One morning a perky hospital worker came by to ask Rene a series of tedious questions for which he was in no mood. A perky and typically clueless American type, she ran down her list of questions. Rene could barely manage a whisper. Answered her questions with a marvelous mixture of courtesy and deprecation:

You’re a writer?
“I’m a poet.”
How wonderful!
(Withering look.)
What’s the last year of school you completed?
“Eighth grade.”
Your name is Albert. They call you Rene?
“It’s my professional name.”
What’s your religion?
“My own.”
What are your hobbies?
(Horrified look.) “Hobbies?”
Yeah, like, what do you do for fun?
Long pause, thinking, smiles. “Poetry.”

Certain deaths in the New York art world seem seismic. John Wieners noted that with Frank O’Hara’s passing in the ’60s, “a certain tone of town was gone.” After Andy died the entire club culture faced a crisis it never recovered from. “What’s the point of going to a club if Andy’s not going to be there?” a friend of mine said. I feel Rene’s passing in this way. How strange the Factory poster boy of self-destruction should outlive nearly his entire retinue.

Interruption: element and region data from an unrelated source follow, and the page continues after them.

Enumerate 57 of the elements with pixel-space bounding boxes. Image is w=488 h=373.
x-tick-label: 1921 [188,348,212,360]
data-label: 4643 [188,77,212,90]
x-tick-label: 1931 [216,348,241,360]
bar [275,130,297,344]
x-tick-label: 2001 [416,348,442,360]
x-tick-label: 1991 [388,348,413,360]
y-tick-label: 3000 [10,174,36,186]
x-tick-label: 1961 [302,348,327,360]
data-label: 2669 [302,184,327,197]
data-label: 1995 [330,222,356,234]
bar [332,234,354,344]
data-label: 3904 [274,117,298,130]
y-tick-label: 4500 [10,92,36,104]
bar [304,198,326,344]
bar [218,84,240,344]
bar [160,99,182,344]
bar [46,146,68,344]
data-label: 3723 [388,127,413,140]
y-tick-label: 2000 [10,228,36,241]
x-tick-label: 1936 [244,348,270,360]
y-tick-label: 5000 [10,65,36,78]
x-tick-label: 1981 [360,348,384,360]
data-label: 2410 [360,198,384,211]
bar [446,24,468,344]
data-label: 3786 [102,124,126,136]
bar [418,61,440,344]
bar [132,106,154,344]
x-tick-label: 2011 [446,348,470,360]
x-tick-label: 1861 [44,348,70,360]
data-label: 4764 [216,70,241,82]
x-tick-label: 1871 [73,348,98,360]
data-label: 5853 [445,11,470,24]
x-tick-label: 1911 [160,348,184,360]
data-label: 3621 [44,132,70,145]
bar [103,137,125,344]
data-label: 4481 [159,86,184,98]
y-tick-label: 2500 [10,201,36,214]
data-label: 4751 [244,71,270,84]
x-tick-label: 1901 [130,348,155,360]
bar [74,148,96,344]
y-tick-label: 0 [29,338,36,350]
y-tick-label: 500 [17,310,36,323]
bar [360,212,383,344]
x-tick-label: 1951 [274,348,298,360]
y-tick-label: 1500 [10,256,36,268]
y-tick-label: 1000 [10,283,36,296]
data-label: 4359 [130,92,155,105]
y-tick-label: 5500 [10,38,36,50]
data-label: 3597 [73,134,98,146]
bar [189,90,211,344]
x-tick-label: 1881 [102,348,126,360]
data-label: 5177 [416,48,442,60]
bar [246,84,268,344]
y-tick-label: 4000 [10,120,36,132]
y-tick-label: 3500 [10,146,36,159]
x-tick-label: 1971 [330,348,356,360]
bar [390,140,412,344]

The headline to his New York Times obituary referred to him as “Art Arbiter with Wildean Wit.” Nothing would have pleased him more. Arbiter is Petronius. Wilde his hero. Wit his most revered quality. “Andy was a great wit, people don’t understand that,” he once said to me sadly. In fact, being in the presence of another great wit was the only thing that could neutralize him.

In the numerous memorials that followed his death a strange pattern emerged in people’s history with Rene: not only was he the defining figure in our lives in New York, but a remarkable number of us met him the very first day we arrived in New York. It was as if he were out there waiting for us, in whatever the junkie equivalent is of the Welcome Wagon hostess.

For so many years Rene was always the problem child, the bad boy, the enfant terrible. But gathered amongst a hundred or more of his friends crowded into his memorial service a few days after his death we all felt the same numbing grief: we were his students, and we’d lost our great teacher. Death had revealed Rene’s higher purpose, and it had been a deadly serious one all along, only disguised as fun. Serious fun.